A new image from the Hubble Space Telescope shows a small dwarf galaxy called IC 3430 that’s located 45 million light-years away. This galaxy is classified as both a dwarf galaxy, because of its small size, and an elliptical galaxy, because of its form.

Elliptical galaxies are smooth and featureless, appearing blob-like and diffuse, unlike spiral galaxies, like our Milky Way, which have a distinct structure of a central hub and stretching spiral arms.

In this image, you can see the smooth oval shape of IC 3430. Elliptical galaxies are primarily composed of older stars, as they lack the gas required to form new stars, but in this case, you can see a core of hot blue stars in the center of the galaxy. These hot stars are younger, which is a rarity for elliptical galaxies.

This NASA/ESA Hubble Space Telescope image captures the dwarf irregular galaxy NGC 5238.
This NASA/ESA Hubble Space Telescope image captures the dwarf irregular galaxy NGC 5238. ESA/Hubble & NASA, F. Annibali

This other recent Hubble image also shows a dwarf galaxy, one called NGC 5238. This one is located 14.5 million light-years away, but has a different and more complex type of structure. It has glowing spots of brighter areas, which are groups of stars called globular clusters.

The structure of this galaxy gives clues to its history. Astronomers think that the structure comes from a historical merger, when another galaxy wandered too close to this galaxy and the two merged into one. This caused pockets of stars to form due to gravitational disturbances pushing and pulling at the gas.

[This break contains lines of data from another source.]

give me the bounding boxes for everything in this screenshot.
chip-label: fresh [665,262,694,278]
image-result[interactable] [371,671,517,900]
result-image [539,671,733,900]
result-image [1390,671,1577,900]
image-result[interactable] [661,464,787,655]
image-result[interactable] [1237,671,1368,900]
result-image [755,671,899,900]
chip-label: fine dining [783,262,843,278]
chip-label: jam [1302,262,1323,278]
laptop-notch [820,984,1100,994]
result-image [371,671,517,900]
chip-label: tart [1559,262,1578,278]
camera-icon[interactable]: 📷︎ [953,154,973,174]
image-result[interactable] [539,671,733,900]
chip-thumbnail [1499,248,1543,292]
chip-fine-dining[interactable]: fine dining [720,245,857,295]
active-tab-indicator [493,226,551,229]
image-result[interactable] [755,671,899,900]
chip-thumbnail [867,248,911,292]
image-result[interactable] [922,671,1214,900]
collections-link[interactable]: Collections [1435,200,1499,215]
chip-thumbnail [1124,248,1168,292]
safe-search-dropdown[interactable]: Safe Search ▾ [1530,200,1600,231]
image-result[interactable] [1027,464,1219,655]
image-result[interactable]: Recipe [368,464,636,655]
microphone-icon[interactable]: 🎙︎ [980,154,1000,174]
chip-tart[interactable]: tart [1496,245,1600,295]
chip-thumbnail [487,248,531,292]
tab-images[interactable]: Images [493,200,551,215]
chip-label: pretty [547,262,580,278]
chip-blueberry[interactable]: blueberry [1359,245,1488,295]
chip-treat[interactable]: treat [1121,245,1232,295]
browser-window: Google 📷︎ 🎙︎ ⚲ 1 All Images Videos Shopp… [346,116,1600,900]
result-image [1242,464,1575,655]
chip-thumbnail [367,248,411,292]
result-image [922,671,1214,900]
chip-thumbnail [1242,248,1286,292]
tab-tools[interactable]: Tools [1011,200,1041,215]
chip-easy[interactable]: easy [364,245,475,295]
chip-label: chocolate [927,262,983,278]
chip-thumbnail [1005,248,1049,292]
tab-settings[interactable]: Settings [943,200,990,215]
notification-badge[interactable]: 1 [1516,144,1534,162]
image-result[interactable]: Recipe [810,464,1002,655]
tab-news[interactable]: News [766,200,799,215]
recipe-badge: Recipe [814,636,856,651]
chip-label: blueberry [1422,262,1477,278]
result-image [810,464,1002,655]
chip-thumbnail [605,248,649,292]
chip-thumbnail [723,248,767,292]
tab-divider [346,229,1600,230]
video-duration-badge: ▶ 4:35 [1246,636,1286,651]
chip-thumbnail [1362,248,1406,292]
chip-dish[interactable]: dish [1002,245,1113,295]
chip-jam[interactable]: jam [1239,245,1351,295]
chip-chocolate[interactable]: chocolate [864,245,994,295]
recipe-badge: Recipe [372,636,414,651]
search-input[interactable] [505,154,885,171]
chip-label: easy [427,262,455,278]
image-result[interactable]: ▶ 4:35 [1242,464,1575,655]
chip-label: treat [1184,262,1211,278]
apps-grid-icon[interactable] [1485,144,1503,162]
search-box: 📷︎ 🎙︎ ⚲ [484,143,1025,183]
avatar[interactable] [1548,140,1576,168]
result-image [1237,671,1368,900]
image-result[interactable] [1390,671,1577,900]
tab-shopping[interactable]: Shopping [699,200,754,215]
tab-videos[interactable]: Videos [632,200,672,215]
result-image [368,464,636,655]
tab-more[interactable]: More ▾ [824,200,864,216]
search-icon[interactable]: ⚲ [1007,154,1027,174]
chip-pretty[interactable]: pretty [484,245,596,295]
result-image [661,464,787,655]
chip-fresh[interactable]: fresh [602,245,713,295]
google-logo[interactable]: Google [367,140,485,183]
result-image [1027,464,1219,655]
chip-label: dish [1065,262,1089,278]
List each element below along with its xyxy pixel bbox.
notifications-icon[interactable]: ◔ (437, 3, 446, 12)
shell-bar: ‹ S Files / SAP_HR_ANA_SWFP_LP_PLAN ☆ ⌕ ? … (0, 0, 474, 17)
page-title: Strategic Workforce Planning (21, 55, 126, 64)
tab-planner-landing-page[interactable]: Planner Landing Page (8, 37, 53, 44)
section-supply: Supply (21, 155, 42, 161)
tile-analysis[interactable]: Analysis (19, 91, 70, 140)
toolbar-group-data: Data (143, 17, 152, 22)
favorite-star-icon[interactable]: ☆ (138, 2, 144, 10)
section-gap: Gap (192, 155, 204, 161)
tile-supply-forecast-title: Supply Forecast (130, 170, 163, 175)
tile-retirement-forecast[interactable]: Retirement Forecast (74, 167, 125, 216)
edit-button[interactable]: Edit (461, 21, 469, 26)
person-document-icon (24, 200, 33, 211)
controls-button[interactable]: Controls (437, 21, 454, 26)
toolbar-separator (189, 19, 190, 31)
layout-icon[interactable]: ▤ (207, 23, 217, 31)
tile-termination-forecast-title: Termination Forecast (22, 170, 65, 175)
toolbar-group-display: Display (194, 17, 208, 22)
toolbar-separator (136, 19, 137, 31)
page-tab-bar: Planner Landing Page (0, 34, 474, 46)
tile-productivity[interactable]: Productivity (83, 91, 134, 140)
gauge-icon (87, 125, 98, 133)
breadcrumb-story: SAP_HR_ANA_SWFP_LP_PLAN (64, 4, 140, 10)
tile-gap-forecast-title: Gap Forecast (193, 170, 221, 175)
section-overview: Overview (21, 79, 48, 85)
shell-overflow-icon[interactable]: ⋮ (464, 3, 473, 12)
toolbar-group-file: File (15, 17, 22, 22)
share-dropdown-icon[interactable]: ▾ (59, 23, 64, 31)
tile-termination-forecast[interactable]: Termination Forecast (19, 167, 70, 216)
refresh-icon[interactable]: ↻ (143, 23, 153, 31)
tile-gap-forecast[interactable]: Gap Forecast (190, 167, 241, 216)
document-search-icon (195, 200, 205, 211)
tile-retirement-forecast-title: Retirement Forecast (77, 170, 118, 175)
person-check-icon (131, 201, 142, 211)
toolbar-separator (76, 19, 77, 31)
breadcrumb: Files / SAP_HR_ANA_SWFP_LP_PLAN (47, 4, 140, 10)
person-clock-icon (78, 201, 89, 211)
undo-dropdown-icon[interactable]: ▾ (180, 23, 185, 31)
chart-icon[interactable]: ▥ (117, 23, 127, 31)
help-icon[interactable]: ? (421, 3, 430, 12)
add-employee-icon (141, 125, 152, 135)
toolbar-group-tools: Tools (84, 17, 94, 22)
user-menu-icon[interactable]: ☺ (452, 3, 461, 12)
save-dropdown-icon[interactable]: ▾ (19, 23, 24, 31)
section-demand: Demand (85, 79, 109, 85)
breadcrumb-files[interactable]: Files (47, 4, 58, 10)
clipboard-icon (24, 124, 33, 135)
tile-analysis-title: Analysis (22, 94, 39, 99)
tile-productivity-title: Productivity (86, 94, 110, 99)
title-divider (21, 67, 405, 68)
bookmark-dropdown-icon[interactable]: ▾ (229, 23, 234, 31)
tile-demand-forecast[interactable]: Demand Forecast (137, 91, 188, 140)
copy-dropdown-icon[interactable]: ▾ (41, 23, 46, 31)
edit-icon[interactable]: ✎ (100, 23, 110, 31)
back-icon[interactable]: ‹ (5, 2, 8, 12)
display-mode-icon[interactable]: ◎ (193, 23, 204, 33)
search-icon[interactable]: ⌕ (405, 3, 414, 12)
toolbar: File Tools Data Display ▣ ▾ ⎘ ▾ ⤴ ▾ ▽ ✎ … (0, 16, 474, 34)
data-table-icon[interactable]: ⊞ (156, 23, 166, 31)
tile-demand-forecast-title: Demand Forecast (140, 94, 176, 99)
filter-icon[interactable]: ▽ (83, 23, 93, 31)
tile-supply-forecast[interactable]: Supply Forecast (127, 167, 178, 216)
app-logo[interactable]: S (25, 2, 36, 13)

Indications of a historical merger include groups of stars within a galaxy with different chemical properties, suggesting they formed in a different environment from their neighbors. By studying smaller galaxies like this one, astronomers can build up their understanding of how galaxies form and merge.

“One main theory of galaxy evolution is that galaxies formed ‘bottom-up’ in a hierarchical fashion: star clusters and small galaxies were the first to form out of gas and dark matter,” Hubble scientists explain in a press release accompanying this image. “Over time, gravity gradually assembled these smaller objects into galaxy clusters and superclusters, which explains the shape of the largest structures we see in the universe today.”